Robert Kubica has described missing out on a Ferrari Formula 1 seat as a wound that was “still bleeding” years after his career-altering rally crash, revealing the emotional weight that drove his decision to race — and ultimately win — Le Mans with AF Corse’s Ferrari 499P.

Kubica was injured on 6 February 2011 during the Ronde di Andora rally, suffering permanent damage to his right arm and leg. What was not publicly known at the time was that he had already signed a contract to race for Ferrari in the 2012 F1 season. The accident voided that deal, kept him away from racing for eighteen months, and ultimately cost him six years before he returned to an F1 car.

He did make it back to the grid, racing in F1 in 2019 and briefly in 2021, before transitioning to endurance racing. In 2025, Kubica won the Le Mans 24 Hours sharing the AF Corse Ferrari 499P with Phil Hanson and Ye Yifei — a result that carried far more personal significance than a straightforward sportscar victory.

Answering questions from Autosport readers ahead of the 2026 Le Mans, Kubica was asked what winning in a Ferrari meant given his unfinished business with the Scuderia. He was careful to draw a distinction: “We have to clarify because in the end I’m not a Ferrari driver, I’m racing behind the Ferrari 499P wheel, but I’m an AF Corse driver.”

But he did not shy away from the emotional truth behind his career path. “When you are in Formula 1, I think as an established driver there are two things which I had always as a goal — hopefully one day becoming world champion or an opportunity to fight for it, and second one was to become a Ferrari F1 driver,” he said. “So I didn’t achieve either of them. I was on the way to become a Ferrari F1 driver; unfortunately because of the accident it didn’t happen.”

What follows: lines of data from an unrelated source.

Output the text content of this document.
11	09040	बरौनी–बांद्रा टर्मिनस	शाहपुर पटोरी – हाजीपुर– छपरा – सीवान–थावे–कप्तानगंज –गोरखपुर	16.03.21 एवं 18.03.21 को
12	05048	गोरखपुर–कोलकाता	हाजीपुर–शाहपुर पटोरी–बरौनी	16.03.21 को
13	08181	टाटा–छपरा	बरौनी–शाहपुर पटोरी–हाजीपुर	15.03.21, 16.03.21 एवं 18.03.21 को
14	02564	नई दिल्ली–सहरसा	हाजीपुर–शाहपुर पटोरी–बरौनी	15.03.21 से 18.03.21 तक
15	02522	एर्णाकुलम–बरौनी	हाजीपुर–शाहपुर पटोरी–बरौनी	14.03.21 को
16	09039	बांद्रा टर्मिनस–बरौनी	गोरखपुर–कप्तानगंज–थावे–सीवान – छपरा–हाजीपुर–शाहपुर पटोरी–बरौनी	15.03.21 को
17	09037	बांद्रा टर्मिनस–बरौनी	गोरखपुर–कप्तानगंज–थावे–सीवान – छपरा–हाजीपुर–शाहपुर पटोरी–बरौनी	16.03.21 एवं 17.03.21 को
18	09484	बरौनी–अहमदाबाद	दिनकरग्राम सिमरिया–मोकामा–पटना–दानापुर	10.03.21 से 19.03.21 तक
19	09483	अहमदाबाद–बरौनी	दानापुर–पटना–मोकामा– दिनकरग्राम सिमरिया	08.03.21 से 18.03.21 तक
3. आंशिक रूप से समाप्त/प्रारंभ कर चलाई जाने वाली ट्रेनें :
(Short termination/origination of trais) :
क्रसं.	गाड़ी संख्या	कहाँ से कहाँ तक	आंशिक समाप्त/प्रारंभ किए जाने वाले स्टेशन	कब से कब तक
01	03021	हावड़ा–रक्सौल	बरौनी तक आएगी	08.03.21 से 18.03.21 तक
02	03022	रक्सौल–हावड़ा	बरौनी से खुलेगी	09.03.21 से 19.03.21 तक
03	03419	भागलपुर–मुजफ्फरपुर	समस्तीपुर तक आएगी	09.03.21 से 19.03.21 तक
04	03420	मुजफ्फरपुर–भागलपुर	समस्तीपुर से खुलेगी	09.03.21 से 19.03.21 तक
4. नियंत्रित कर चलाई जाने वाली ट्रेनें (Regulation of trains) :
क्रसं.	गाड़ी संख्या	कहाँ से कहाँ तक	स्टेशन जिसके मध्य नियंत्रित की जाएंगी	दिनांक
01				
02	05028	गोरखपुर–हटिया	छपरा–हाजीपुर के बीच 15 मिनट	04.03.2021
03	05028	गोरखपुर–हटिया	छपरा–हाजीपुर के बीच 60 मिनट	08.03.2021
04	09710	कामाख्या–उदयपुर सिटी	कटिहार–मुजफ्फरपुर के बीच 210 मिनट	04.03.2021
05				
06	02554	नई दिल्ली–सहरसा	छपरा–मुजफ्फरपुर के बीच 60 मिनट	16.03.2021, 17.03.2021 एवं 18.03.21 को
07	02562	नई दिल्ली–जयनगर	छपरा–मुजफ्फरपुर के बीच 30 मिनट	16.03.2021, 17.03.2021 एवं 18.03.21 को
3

Kubica explained that by the end of 2023, when he committed to AF Corse, one of the key factors was confronting that specific regret. “One of the things which was always destabilising myself, or kind of a bit bleeding still, was that one of the biggest regrets probably was that I never managed to sit behind the Ferrari wheel in an F1 car,” he said. “One of the reasons why I said ‘Yes’ to AF Corse was that probably in the future, if I would not go, I will regret that I hadn’t.”

The Le Mans win does not rewrite what was lost in 2011, and Kubica acknowledged it is impossible to compare a privateer Hypercar programme with a works F1 drive. But for a driver whose career was reshaped by a single afternoon on a rally stage, the victory represented something more than a result on a timing sheet.